И господин Гугенхейм принялся усердно расхваливать недооцениваемую многими науку осмотра трупов. Его никак нельзя было назвать бездушным профессионалом. Он свято верил в свое дело. По его мнению, в работу всегда можно привнести творческое начало, если человек наделен чутьем и критически относится к шаблонам ремесла. Взять, к примеру, трупные пятна…
— В другой раз, милейший господин Гугенхейм. Вы несколько отвлеклись, а мне прежде всего хотелось бы познакомиться с господином Воллишофом.
Гугенхейм сник, однако же не решился более расписывать достоинства своей профессии.
— Видите ли, в доме Воллишофа я был всего лишь раз и лично с ним не знаком. Я осматривал его привратника, после того как тот завершил свое бренное существование. Некоторые характерные следы телесных повреждений вынудили меня проконсультироваться с полицией. Я был там в последний раз, когда жену усопшего брали под арест из-за подозрительных внешних повреждений…
— А с тех пор?
— С тех пор как ее посадили, она так и сидит, поскольку вскрытие подтвердило…
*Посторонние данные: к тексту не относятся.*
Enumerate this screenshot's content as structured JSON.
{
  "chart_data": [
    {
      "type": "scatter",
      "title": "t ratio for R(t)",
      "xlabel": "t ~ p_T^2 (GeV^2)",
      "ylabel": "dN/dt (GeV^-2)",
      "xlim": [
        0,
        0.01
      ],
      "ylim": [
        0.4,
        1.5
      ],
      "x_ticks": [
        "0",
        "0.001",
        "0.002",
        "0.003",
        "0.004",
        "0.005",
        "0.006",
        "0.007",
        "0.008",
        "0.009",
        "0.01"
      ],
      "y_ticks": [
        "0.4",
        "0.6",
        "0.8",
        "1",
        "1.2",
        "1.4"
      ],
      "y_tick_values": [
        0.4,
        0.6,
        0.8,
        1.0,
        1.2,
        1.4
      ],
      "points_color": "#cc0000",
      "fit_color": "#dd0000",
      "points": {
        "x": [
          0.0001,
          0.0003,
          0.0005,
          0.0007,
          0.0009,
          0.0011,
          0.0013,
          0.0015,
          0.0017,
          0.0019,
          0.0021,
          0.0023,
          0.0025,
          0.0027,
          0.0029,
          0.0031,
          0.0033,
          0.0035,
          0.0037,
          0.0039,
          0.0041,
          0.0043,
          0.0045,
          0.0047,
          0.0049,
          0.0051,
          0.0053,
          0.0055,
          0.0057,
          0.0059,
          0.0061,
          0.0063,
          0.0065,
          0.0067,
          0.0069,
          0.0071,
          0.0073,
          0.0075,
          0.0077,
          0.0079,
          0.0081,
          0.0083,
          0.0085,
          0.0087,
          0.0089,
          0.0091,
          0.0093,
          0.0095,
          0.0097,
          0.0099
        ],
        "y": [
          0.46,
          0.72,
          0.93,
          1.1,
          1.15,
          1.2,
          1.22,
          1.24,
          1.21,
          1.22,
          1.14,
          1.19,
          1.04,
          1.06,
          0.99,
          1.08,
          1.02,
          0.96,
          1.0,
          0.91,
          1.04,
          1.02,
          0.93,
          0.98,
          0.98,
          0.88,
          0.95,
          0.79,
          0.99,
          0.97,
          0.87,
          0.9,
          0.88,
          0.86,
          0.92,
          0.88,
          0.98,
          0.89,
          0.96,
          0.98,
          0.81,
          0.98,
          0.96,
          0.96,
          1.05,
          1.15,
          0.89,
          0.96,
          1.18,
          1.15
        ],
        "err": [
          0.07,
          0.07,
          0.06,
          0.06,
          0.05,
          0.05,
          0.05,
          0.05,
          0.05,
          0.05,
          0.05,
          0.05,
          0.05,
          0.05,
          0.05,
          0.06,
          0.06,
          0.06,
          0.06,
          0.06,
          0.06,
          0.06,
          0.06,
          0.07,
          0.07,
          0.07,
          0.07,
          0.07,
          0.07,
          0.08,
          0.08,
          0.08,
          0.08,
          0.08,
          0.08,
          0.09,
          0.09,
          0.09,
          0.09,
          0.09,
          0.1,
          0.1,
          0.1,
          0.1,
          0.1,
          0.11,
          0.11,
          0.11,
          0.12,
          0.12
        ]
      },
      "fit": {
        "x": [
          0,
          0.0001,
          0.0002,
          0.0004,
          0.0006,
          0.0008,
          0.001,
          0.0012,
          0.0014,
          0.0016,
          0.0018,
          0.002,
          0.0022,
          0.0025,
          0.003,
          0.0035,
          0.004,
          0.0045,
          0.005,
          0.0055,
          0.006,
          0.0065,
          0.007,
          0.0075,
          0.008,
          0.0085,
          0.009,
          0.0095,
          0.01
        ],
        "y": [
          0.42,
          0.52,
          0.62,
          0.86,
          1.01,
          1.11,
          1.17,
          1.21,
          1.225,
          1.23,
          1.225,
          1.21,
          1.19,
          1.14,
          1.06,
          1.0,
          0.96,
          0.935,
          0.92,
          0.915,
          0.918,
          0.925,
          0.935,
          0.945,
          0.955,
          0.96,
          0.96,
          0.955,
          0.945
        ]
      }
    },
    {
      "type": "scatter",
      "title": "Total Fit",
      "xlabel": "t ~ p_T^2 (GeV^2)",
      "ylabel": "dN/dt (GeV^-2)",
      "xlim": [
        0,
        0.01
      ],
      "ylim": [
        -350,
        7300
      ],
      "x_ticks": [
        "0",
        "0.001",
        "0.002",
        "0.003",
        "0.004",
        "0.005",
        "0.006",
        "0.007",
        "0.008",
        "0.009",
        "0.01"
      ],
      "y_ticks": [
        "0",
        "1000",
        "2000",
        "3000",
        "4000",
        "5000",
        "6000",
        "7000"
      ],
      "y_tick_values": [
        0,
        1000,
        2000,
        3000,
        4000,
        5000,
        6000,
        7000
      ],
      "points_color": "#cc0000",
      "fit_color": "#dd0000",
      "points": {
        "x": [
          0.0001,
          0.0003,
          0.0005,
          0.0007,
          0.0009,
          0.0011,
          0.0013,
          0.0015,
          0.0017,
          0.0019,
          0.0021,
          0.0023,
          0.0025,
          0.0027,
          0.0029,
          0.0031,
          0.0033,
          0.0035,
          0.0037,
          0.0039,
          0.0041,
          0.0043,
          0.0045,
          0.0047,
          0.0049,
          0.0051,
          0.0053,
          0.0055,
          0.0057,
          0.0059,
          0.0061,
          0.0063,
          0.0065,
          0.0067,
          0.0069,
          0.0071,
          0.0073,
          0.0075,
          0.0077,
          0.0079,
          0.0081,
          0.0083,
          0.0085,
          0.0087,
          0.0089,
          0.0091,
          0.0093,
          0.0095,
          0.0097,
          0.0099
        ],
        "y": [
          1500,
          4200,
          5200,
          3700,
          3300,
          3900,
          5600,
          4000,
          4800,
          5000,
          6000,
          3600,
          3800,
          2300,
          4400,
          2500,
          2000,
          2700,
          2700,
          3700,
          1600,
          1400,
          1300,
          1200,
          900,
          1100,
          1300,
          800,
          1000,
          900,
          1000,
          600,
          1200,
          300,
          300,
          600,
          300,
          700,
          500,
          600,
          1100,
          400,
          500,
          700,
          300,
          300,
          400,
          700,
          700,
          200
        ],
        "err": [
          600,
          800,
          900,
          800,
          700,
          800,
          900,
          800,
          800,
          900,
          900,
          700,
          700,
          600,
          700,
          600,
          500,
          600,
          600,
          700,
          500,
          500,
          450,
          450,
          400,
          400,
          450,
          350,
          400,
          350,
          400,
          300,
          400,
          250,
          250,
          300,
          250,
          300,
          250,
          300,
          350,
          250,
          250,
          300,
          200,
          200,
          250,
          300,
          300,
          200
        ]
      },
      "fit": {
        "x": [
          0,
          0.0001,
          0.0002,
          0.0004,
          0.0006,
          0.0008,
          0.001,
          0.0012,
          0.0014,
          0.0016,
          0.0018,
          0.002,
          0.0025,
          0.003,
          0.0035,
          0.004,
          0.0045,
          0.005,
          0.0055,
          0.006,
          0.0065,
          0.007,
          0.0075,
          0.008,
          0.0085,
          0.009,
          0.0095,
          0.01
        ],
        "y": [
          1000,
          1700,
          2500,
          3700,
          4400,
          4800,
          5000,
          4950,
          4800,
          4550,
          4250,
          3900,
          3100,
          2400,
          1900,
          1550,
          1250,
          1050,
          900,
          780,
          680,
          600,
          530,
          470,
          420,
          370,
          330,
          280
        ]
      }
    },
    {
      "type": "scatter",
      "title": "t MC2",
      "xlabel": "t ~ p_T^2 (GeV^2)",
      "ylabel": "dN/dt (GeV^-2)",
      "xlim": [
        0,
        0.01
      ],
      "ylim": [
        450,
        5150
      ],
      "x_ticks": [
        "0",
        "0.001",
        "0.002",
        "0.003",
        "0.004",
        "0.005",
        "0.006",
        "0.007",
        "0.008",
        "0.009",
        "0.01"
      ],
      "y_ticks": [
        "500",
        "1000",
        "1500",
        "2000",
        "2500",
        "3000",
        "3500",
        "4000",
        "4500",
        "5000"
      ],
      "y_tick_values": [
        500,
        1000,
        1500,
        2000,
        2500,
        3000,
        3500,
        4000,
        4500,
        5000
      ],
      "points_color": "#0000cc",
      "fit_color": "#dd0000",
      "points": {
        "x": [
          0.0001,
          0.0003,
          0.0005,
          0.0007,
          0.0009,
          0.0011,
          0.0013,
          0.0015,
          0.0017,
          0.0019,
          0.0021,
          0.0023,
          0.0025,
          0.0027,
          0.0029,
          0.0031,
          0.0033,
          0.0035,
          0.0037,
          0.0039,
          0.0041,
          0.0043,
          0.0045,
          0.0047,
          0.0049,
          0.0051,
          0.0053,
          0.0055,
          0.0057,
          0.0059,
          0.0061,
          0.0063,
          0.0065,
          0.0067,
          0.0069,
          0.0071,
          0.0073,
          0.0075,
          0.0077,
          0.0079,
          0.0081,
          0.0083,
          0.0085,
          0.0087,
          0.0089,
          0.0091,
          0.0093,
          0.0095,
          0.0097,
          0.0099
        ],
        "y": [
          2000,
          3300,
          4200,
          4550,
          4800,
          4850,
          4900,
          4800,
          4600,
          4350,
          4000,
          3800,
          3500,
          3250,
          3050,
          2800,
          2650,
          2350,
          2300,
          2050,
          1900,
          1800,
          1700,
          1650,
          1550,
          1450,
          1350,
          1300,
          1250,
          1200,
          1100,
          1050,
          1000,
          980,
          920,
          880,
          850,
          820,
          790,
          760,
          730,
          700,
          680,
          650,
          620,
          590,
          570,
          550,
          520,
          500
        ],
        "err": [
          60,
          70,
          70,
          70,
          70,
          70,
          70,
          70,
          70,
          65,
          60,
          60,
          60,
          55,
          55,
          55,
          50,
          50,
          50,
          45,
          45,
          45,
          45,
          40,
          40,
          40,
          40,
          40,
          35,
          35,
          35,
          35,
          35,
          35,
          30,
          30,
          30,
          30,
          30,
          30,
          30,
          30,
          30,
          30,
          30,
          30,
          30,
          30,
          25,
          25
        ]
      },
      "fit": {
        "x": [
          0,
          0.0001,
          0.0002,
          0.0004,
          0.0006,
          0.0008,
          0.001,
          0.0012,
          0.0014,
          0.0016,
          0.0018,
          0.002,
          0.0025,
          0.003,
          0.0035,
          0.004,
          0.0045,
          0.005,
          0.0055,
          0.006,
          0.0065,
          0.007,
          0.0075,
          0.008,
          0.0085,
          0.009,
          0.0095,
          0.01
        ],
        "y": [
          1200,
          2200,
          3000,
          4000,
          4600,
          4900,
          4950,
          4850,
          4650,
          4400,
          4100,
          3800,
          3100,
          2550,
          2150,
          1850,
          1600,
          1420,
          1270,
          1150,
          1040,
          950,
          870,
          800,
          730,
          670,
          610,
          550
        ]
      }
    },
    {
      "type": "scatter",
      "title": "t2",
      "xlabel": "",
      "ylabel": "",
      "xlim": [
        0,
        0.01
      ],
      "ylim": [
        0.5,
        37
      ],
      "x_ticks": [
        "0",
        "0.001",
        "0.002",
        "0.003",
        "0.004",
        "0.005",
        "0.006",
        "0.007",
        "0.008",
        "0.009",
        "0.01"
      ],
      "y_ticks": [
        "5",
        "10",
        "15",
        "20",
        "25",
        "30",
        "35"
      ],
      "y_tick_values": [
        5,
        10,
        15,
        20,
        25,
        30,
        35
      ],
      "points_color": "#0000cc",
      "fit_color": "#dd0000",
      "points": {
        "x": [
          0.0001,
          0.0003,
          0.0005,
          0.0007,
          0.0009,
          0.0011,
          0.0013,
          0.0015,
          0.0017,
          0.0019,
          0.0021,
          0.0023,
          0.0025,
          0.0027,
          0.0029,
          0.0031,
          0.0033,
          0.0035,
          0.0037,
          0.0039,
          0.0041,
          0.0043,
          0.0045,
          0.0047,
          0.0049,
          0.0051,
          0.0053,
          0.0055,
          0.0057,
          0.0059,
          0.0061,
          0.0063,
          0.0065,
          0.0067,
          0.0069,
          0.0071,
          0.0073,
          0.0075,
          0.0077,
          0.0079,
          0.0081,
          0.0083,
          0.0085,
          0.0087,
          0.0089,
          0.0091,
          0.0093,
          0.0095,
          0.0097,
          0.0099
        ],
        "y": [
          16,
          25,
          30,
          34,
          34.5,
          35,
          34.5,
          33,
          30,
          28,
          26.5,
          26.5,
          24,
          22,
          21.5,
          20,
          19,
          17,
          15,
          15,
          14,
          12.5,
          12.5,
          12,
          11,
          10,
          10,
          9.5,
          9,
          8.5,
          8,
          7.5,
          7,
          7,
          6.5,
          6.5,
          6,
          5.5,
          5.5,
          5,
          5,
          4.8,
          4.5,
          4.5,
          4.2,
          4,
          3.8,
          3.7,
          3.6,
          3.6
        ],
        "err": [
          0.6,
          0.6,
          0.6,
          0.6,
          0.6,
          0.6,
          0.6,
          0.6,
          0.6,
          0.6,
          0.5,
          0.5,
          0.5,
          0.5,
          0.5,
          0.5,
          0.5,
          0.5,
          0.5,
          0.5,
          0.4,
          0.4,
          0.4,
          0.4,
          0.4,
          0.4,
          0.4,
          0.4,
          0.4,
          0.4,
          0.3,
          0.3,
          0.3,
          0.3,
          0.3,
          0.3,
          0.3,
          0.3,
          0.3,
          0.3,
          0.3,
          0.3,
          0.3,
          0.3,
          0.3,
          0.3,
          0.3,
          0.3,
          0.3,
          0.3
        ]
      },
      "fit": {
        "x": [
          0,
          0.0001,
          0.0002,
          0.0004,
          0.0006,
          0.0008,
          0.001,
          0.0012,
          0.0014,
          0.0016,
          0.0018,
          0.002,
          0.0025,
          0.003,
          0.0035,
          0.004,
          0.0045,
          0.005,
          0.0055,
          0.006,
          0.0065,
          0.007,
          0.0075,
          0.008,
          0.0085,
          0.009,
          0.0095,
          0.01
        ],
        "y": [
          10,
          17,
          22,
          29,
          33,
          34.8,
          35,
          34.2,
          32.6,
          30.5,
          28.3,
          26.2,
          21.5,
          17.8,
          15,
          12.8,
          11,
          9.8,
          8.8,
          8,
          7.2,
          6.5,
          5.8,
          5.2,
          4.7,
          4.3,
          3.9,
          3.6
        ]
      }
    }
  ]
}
— Господин Гугенхейм, оставим покойников в покое…
— Остроумно сказано! Однако прежде не преминем тщательно осмотреть их. До результатов вскрытия каждый, кто жив, находится под подозрением, таков мой принцип. К примеру, в прошлом году в Сент-Галлене…
Эдди Рэнсинг так и не узнал, какой казус случился в прошлом году с господином Гугенхеймом в Сент-Галлене, хотя не исключено, что эта история была еще увлекательнее, чем поучительный случай с привратником, испещренным следами телесных повреждений. Эдди Рэнсинг расшатался и ушел.
2
Выйдя из харчевни, он задумался, под каким бы предлогом все же наведаться к господину советнику. Раздумья его не заняли и двух минут, поскольку перед ним вдруг возникла страшная, как ночной кошмар, служанка с невероятно вздернутым носом и с огромным флюсом во всю щеку, так что от лица виднелась только пара ноздрей, нацеленных на собеседника.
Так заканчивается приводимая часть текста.